NCUA urged to modernize capital rules, ensure parity with banks after Basel III shift
Federal banking regulators unveiled a Basel III endgame framework Thursday that would lower capital requirements for large banks by an estimated 2.4%, marking a significant change from prior proposals on this topic. Doubling down on America’s Credit Unions previous requests, President/CEO Scott Simpson responded to the announcement by urging the NCUA to take a “similar, tailored approach by recalibrating the capital treatment of mortgage servicing assets,” for credit unions.
“We have also called on the agency to evaluate broader capital relief options, including adjustments to elements of the risk-based capital framework, to ensure requirements better reflect actual risk and economic conditions,” said Simpson. “The Federal Credit Union Act requires a risk-based capital framework that is comparable to banking regulators, and today’s proposal reinforces the need for that framework to evolve alongside broader regulatory changes without imposing unnecessarily restrictive requirements on credit unions.

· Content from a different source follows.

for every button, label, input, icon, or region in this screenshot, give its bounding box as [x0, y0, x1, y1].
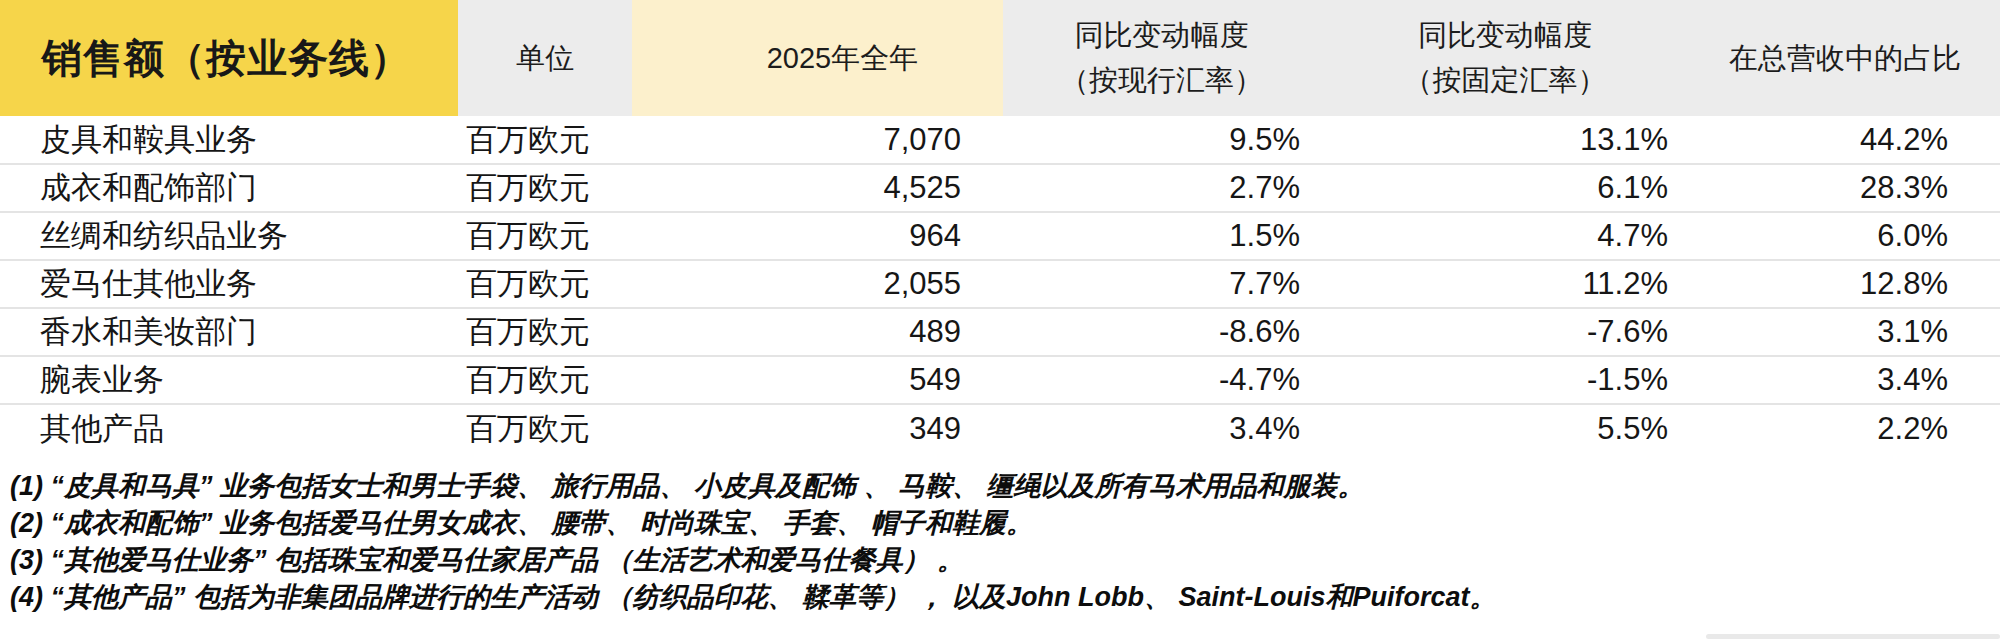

“Credit unions are a critical source of mortgage credit, particularly for low- and moderate-income borrowers. When capital rules are not calibrated to actual risk, they can limit the ability of credit unions to support homeownership and invest in their communities,” he added. “We urge the NCUA to act to modernize its capital framework so credit unions can continue meeting the needs of their members while maintaining safety and soundness.”